The example picks the first item with item = items[0] and then iterates through the assets to then combine them into a Dataset of multiple variables. This feels kinda clunky. Is this really the best approach?

Noting that this was just for one month/item, for multiple months would you have to iterate over each item and then each asset and then .combine_by_coords?

The **asset.extra_fields["xarray:open_kwargs"] parameter seems crucial to success. Looking at the item, I can see this attribute for each asset thus:
{'xarray:open_kwargs': {'chunks': {}, 'engine': 'zarr', 'consolidated': True, 'storage_options': {'account_name': 'cpdataeuwest', 'credential': 'blahblahblah'}}}. I did wonder how it knew to automatically return dask arrays. But this feels like a “not very stac like” undocumented means of access that you have to kinda know about?

Aside from any specific questions above, I’m left with general musings such as:

  • Does the example use xarray’s open_dataset specifically because of the presence of this magic field?
  • Is this magic field there just to support direct open_dataset access?
  • Does stac_load not support zarr?
  • Can the data be loaded using stac_load, or is it “Nope, you’ve got to use xarray’s open_dataset directly”?
  • Any recommended reading to learn more about this open_dataset access pattern that makes use of this extra_fields parameter that’s stored in data?

Pinging @TomAugspurger (sorry :wink: ) for much valued MSPC viewpoint!

Huh, I really thought I had updated all those notebooks, but apparently not. The equivalent method call would be either next(search.items()) or search.item_collection()[0]. I’ll get to that sooner or later.

The example picks the first item with item = items[0] and then iterates through the assets to then combine them into a Dataset of multiple variables. This feels kinda clunky. Is this really the best approach?

For now, yes. But see Convenience methods for converting STAC objects / linked assets to data containers · Issue #846 · stac-utils/pystac · GitHub and linked issues / repos.

Noting that this was just for one month/item, for multiple months would you have to iterate over each item and then each asset and then .combine_by_coords?

I think so, yes. These are separate Zarr datasets, and I think that’s the preferred way to combine them.

But this feels like a “not very stac like” undocumented means of access that you have to kinda know about?

@jsignell’s xpystac library helps with this, I think.
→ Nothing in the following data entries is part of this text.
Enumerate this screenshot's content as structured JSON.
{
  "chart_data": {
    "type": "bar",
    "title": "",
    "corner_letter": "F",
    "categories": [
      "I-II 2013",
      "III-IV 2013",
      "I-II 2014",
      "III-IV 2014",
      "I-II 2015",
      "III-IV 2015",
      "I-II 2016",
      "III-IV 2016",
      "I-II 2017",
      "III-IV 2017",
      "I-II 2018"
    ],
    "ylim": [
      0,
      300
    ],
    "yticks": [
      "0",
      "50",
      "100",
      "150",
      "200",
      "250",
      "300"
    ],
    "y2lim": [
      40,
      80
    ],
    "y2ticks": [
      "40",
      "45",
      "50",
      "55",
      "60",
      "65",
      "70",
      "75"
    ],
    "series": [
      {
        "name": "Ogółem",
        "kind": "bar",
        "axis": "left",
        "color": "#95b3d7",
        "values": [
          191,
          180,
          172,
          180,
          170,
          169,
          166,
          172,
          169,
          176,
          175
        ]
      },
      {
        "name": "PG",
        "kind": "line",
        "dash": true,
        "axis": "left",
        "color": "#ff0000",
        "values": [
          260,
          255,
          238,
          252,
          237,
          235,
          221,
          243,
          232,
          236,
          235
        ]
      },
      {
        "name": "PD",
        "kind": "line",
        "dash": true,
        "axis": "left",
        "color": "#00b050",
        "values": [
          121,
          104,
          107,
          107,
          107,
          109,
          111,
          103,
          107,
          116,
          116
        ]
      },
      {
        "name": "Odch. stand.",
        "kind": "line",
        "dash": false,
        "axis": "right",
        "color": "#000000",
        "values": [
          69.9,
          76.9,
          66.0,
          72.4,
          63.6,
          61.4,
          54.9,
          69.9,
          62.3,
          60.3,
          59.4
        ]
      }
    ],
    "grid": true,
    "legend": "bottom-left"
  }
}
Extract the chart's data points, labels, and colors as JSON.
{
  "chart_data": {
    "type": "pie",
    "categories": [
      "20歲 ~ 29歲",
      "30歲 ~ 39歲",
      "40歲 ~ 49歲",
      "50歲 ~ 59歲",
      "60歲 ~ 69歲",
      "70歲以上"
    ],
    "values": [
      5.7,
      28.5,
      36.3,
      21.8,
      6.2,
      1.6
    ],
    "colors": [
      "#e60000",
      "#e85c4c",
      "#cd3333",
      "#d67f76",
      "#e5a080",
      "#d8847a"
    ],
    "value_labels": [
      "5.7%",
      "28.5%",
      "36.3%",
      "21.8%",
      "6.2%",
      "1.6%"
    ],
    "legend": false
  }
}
It’ll be something like xr.open_datset(stac_asset), and it’ll take care of inferring the right engine (based on the media type in the STAC metadata). As for the storage_options, it’s kind of unavoidable. adlfs needs an account name, and this is a private storage container so you need a credential. That either goes in the STAC metadata (like account_name), gets injected by another library (like planetary_computer.sign injecting credential), or is specified by the user.

So I wouldn’t really call it “magic”. It’s simply the keyword arguments you would need to manually supply to read the data.
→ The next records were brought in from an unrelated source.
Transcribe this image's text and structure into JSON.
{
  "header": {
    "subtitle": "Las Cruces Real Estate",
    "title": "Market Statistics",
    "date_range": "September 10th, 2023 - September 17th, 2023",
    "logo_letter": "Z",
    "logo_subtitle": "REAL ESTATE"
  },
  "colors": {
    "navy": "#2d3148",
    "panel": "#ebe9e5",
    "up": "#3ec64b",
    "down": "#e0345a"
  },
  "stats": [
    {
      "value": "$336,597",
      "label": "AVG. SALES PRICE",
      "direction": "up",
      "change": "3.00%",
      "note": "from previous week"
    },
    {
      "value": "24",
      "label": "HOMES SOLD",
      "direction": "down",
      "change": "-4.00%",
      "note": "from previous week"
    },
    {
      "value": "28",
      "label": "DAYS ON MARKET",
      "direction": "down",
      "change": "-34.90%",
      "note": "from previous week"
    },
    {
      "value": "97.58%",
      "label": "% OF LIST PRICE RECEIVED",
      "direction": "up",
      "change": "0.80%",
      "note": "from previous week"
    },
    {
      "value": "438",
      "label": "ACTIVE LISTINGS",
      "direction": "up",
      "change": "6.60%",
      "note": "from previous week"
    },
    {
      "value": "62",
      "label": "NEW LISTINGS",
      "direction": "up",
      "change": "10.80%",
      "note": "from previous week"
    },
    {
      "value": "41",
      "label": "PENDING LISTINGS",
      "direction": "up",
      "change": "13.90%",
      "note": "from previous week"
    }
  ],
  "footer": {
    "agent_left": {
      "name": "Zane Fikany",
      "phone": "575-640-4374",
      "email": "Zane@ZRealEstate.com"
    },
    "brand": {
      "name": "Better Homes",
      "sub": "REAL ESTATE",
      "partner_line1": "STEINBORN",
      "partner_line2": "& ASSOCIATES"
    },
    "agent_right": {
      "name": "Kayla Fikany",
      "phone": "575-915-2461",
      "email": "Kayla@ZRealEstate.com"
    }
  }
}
  • Does stac_load not support zarr?

Is this from odc.stac? I don’t think it supports zarr

  • Any recommended reading to learn more about this open_dataset access pattern that makes use of this extra_fields parameter that’s stored in data?

The STAC extension is at GitHub - stac-extensions/xarray-assets: This extension helps users open STAC Assets with xarray. It gives a place for catalog maintainers to specify various required or recommended options..


And just a general FYI about Planetary Computer, that dataset is currently not updating. I have a task item to get it moved to a new pipeline, but ran into some issues and haven’t gotten back to it.

1 Like

Super helpful reply, thanks @TomAugspurger ! I found the stac-extensions link particularly helpful.

I’d noticed the dataset only seems to run up to the end of 2020. I thought I’d seen another source suggest it only ran up to 2020 (despite ERA5 supposedly being up to present day). Is there a timescale for fixing this?

Does anyone know of ERA5 hosted on a STAC API anywhere else?
(Also I’ll take recommendations for such sources of weather/climate data for UK, with emphasis on precipitation, but also insolation, wind, and temperature).